7. The apparatus of claim 6, wherein the first preset condition comprises at least one of:

the candidate reference frame is in the set of alternative reference frames;

8. The apparatus of claim 6, further comprising:

9. The apparatus according to claim 7, wherein the first processing module is configured to, when the reference frame to be predicted is not in the candidate reference frame set, perform integer pixel search on the reference frame to be predicted to obtain a matching block in the reference frame to be predicted as a candidate matching block; and/or, under the condition that the reference frame to be predicted is in the candidate reference frame set, performing integer pixel search and sub-pixel search on the reference frame to be predicted to obtain a matching block in the reference frame to be predicted as a candidate matching block.

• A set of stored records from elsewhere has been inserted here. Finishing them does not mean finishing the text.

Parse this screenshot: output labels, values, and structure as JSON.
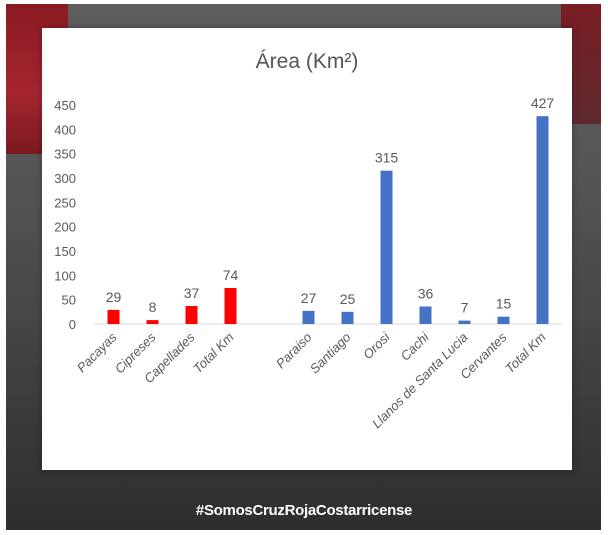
{
  "chart_data": {
    "type": "bar",
    "title": "Área (Km²)",
    "xlabel": "",
    "ylabel": "",
    "ylim": [
      0,
      450
    ],
    "yticks": [
      0,
      50,
      100,
      150,
      200,
      250,
      300,
      350,
      400,
      450
    ],
    "grid": false,
    "legend": "none",
    "groups": [
      {
        "color": "#ff0000",
        "categories": [
          "Pacayas",
          "Cipreses",
          "Capellades",
          "Total Km"
        ],
        "values": [
          29,
          8,
          37,
          74
        ]
      },
      {
        "color": "#4472c4",
        "categories": [
          "Paraiso",
          "Santiago",
          "Orosi",
          "Cachi",
          "Llanos de Santa Lucia",
          "Cervantes",
          "Total Km"
        ],
        "values": [
          27,
          25,
          315,
          36,
          7,
          15,
          427
        ]
      }
    ]
  },
  "footer": {
    "hashtag": "#SomosCruzRojaCostarricense"
  },
  "colors": {
    "axis_text": "#595959",
    "background_photo": "#555555"
  }
}
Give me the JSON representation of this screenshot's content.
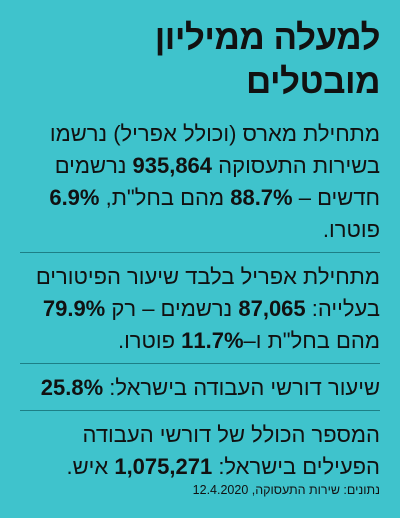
{
  "title": "למעלה ממיליון מובטלים",
  "sections": [
    {
      "p1": "מתחילת מארס (וכולל אפריל) נרשמו בשירות התעסוקה ",
      "b1": "935,864",
      "p2": " נרשמים חדשים – ",
      "b2": "88.7%",
      "p3": " מהם בחל\"ת, ",
      "b3": "6.9%",
      "p4": " פוטרו."
    },
    {
      "p1": "מתחילת אפריל בלבד שיעור הפיטורים בעלייה: ",
      "b1": "87,065",
      "p2": " נרשמים – רק ",
      "b2": "79.9%",
      "p3": " מהם בחל\"ת ו–",
      "b3": "11.7%",
      "p4": " פוטרו."
    },
    {
      "p1": "שיעור דורשי העבודה בישראל: ",
      "b1": "25.8%",
      "p2": ""
    },
    {
      "p1": "המספר הכולל של דורשי העבודה הפעילים בישראל: ",
      "b1": "1,075,271",
      "p2": " איש."
    }
  ],
  "source": "נתונים: שירות התעסוקה, 12.4.2020"
}
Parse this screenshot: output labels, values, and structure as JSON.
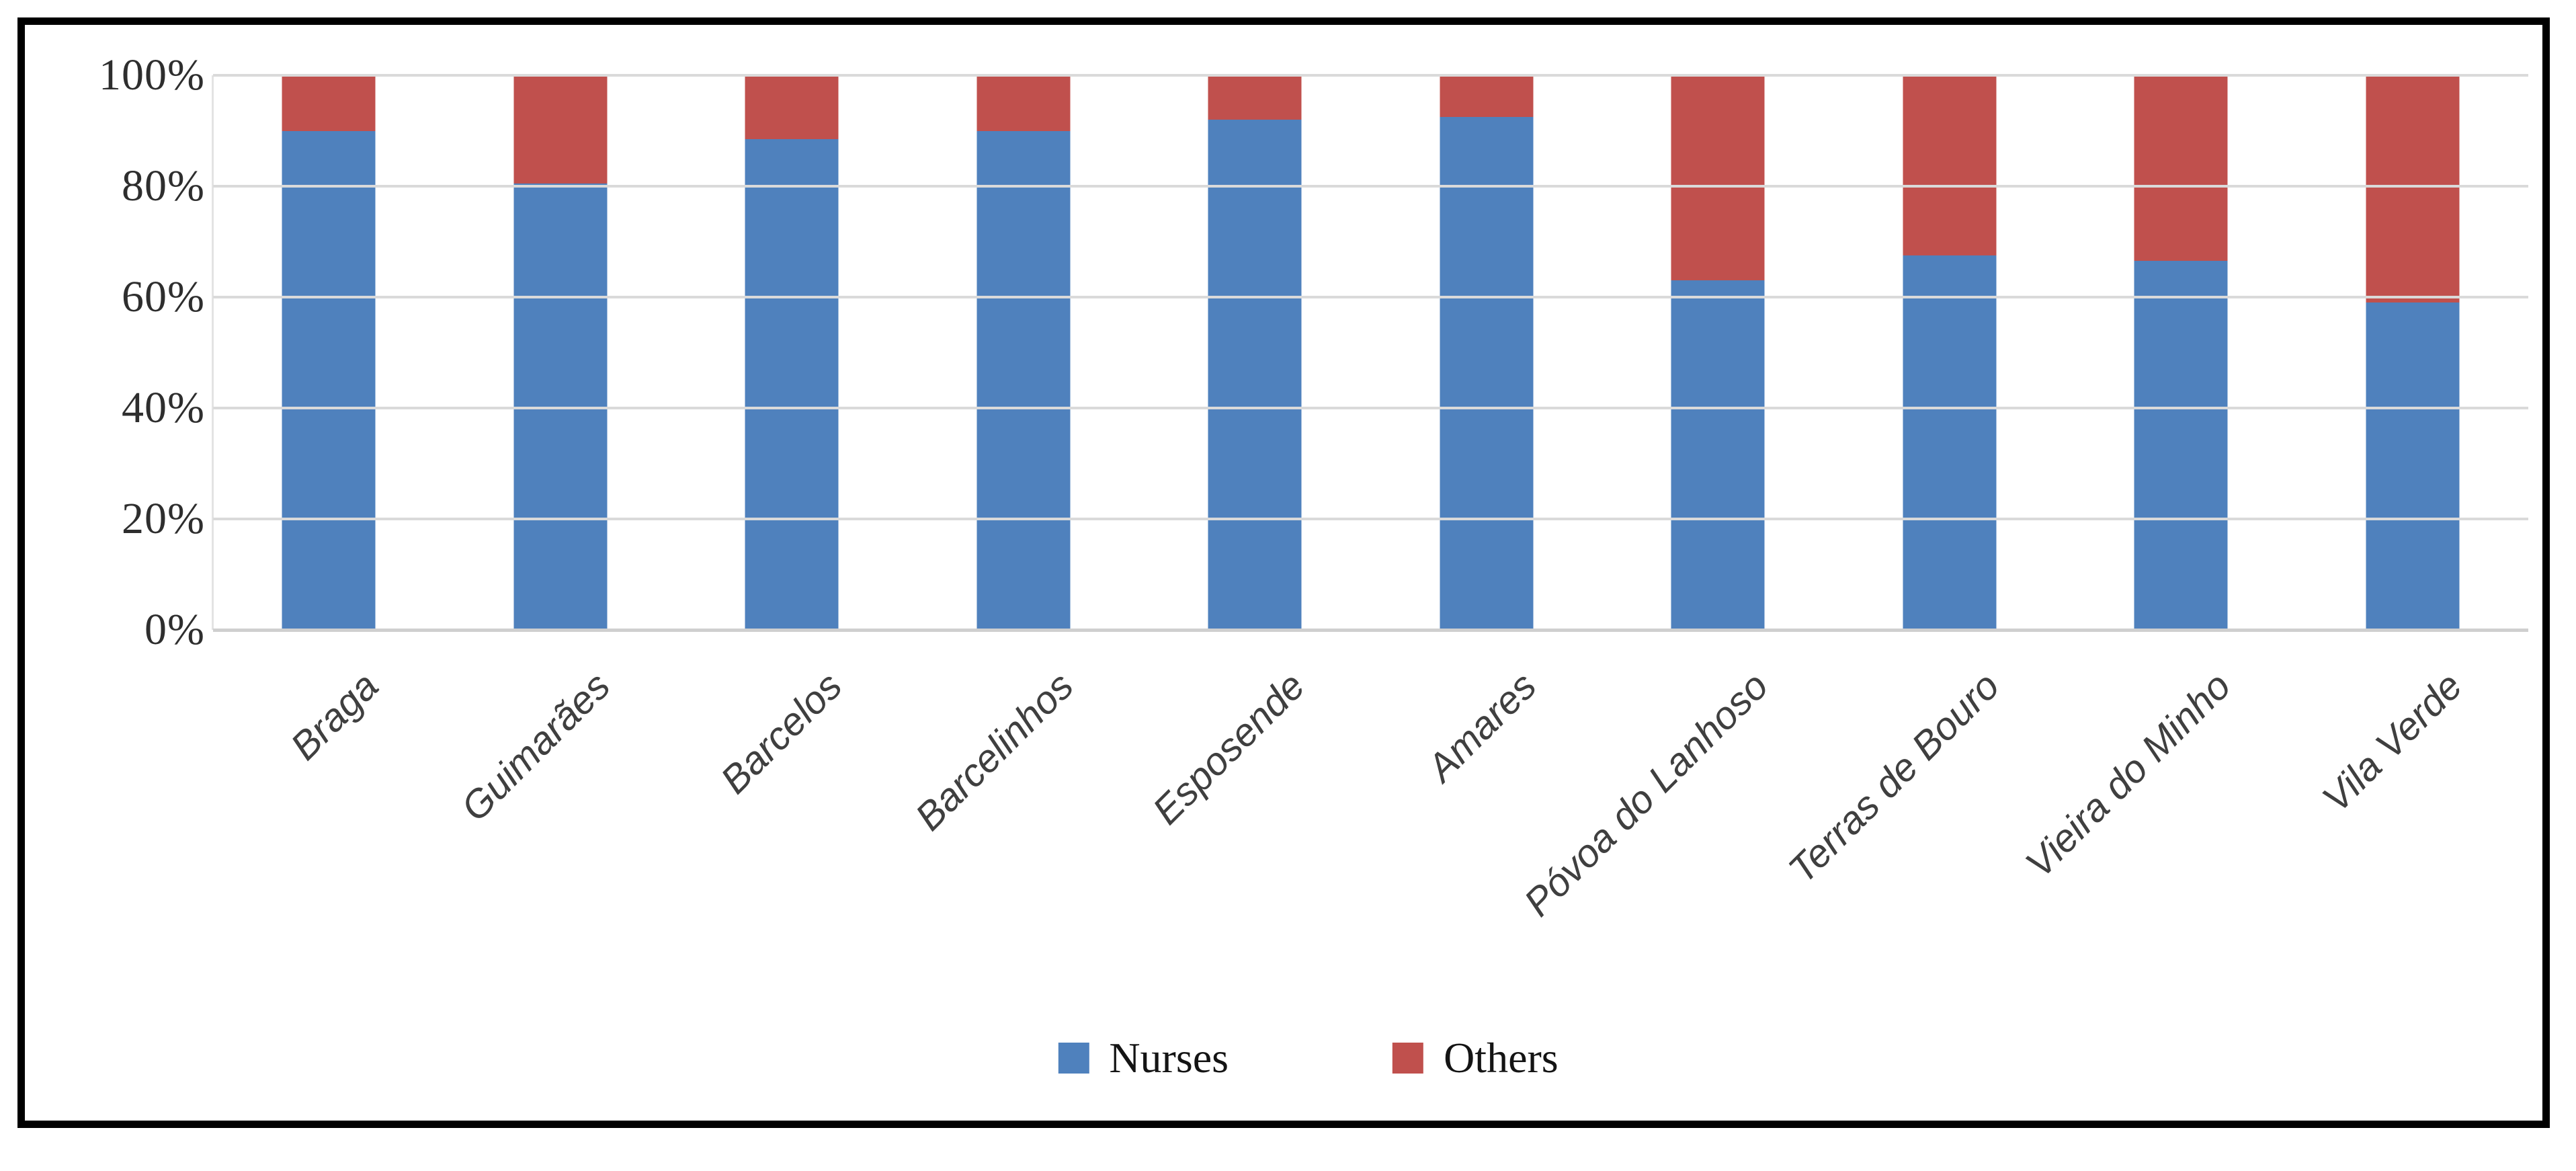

10. The apparatus according to claim 6, wherein, in the case that there are a plurality of reference frames to be predicted, for a first reference frame to be predicted in the plurality of reference frames to be predicted, the first processing module is configured to perform pixel search on the first reference frame to be predicted according to a pixel search rule corresponding to the first reference frame to be predicted, so as to obtain a first candidate matching block;

11. An electronic device comprising a memory and a processor;

a memory for storing a computer program;

a processor for implementing the method steps of any one of claims 1 to 5 when executing a program stored in the memory.

12. A computer-readable storage medium, characterized in that a computer program is stored in the computer-readable storage medium, which computer program, when being executed by a processor, carries out the method steps of any one of the claims 1-5.